Not every stilt uses all of these. A minimal stilt is one step with one field and no knobs. More complex stilts combine groups, multi-node fanout, gates, loops, and recursion to implement multi-round search strategies.

The Runtime Lifecycle

When a stilt is called via the API:

The config is parsed and validated — every field reference must point to a real step, every knob reference must resolve, and the exit step must exist.

Knobs are resolved from the caller's values, falling back to defaults. Slider positions map to their numeric values. Numerical knobs are clamped to their min/max range.

Steps execute in order. For each step, the node count is resolved, every field is resolved to a concrete string, the prompt is assembled, and the LLM call(s) are made. Outputs are stored keyed by loop index, step id, and node number.

If a step has a continueIf gate, outputs are filtered — non-matching nodes are pruned. If a step has recursion, a child stilt runs and its result replaces the step's output.

After all steps complete, the loop index advances. Steps in the next loop can reference outputs from previous loops. This repeats until maxLoops is reached.

The output of the exit step from the last loop is returned as the stilt's response, in standard OpenAI-compatible format.

Minimal Example

The smallest valid stilt — one step, one field, no knobs:

yaml
id: hello
name: Hello Stilt
author: Redeo Labs
version: 1
allowedTargets:
  strategy: universal
exit: step0
knobs: {}
steps:
  - id: step0
    name: Answer
    type: normal
    fields:
      - name: Context
        type: text
        from: input.context
    systemPrompt: "Answer clearly and directly."

Execution:

  1. One step (step0) with no nodes, so exactly one LLM call.
  2. The single field (Context) reads input.context from the caller's message and renders as Context: <the user's text>.
  3. The system prompt is appended as [System Instruction].
  4. The assembled prompt goes to the LLM, the response is stored as step0's output.
  5. Since exit: step0, that output is the stilt's final answer.

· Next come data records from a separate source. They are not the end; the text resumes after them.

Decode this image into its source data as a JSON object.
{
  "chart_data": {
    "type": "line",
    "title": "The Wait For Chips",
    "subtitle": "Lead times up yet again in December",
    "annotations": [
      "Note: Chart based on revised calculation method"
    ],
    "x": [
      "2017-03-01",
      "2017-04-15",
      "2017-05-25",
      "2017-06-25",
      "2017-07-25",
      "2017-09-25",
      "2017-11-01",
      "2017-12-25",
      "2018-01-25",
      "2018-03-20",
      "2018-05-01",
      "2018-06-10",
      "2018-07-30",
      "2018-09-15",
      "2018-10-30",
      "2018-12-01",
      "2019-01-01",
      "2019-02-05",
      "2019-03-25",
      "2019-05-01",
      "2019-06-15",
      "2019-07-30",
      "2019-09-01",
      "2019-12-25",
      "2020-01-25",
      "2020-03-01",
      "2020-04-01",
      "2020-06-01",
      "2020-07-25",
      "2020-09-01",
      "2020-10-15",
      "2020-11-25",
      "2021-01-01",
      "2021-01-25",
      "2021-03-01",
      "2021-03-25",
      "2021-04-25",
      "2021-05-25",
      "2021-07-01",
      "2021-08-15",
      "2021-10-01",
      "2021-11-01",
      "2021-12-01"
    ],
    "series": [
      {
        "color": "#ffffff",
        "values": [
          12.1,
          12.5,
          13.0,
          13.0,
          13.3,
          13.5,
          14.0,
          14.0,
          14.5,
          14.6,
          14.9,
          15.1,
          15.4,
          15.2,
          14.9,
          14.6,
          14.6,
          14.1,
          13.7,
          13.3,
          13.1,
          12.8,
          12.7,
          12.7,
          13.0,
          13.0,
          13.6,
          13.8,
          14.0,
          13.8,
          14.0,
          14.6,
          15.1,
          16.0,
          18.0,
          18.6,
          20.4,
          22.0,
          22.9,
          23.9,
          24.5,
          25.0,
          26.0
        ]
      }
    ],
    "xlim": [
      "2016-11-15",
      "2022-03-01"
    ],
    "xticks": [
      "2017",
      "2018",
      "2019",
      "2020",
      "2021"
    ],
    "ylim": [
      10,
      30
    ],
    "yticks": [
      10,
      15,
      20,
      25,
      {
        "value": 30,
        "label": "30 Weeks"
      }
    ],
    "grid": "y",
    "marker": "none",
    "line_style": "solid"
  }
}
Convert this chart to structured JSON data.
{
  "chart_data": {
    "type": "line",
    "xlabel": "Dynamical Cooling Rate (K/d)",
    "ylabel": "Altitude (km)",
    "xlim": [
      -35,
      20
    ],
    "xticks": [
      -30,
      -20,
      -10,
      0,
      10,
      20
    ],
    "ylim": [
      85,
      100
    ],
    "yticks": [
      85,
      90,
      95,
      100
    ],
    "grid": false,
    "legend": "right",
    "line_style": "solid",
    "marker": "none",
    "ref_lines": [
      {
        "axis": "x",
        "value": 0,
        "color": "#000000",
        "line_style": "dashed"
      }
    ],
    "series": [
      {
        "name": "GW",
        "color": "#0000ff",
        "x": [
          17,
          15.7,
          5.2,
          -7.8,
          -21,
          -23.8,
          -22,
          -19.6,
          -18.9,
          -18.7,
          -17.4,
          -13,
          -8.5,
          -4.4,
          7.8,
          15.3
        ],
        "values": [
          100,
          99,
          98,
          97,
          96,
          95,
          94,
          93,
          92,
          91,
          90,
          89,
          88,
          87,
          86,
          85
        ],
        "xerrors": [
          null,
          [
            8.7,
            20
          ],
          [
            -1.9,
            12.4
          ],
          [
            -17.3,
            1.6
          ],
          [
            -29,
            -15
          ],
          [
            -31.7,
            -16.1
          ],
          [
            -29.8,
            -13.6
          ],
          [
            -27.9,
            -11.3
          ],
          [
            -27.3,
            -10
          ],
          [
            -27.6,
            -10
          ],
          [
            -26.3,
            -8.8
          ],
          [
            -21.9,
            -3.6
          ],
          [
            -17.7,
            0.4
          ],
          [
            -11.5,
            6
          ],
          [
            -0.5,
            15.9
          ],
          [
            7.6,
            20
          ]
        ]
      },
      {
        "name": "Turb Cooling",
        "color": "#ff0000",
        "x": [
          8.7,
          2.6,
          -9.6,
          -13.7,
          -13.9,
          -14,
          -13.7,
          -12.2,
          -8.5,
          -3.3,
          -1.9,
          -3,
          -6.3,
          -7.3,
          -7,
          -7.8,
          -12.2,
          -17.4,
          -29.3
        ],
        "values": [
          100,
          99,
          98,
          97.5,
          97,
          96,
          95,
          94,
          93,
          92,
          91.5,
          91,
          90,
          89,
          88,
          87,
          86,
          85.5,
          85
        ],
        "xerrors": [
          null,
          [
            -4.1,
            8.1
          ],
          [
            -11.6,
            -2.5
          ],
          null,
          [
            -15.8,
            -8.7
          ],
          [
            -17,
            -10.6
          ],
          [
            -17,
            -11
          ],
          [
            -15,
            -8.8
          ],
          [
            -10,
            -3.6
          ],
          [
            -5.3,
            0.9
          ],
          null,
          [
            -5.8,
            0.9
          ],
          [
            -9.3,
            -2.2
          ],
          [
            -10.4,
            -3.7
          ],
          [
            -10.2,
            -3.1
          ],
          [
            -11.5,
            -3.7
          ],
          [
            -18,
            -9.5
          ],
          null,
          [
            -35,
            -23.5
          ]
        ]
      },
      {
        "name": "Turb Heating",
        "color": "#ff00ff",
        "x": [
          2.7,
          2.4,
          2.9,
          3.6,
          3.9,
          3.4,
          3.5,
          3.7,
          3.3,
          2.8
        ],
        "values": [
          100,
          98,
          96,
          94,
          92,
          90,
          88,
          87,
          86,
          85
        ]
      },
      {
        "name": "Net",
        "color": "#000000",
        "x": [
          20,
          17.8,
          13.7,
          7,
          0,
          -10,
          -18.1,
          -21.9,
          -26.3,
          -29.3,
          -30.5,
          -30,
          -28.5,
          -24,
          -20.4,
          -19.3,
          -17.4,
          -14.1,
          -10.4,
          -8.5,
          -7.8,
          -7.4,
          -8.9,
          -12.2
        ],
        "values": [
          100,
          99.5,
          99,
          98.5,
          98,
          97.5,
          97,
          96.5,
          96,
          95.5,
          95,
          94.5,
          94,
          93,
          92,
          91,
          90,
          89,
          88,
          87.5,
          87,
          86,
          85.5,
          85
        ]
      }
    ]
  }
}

From Config to Running Stilt

The full journey from writing a stilt to getting a response:

Write. Create a stilt in Foundry's visual editor — add steps, define fields, set system prompts, configure knobs — or paste raw YAML directly. Foundry validates the config during editing.

Save. Save the stilt. Set visibility: private (only the author), unlisted (anyone with the link), or public (visible in the library).

Call. Hit the stilt's endpoint using the standard OpenAI chat completions format. The stilt is addressed by the author's username and the stilt's slug name in the URL path:

bash
curl https://api.redeo.ai/v1/redeo-labs/hello/chat/completions \
  -H "Authorization: Bearer $REDEO_API_KEY" \
  -H "Content-Type: application/json" \
  -d '{
    "model": "gpt-4o",
    "messages": [{"role": "user", "content": "Explain quantum entanglement"}]
  }'

The URL path /v1/{author}/{stilt}/chat/completions identifies which stilt to run. The last user message becomes input.context inside the stilt. The model field must be allowed by the stilt's allowedTargets policy.

Respond. The exit step's output from the final loop is returned in standard OpenAI-compatible format.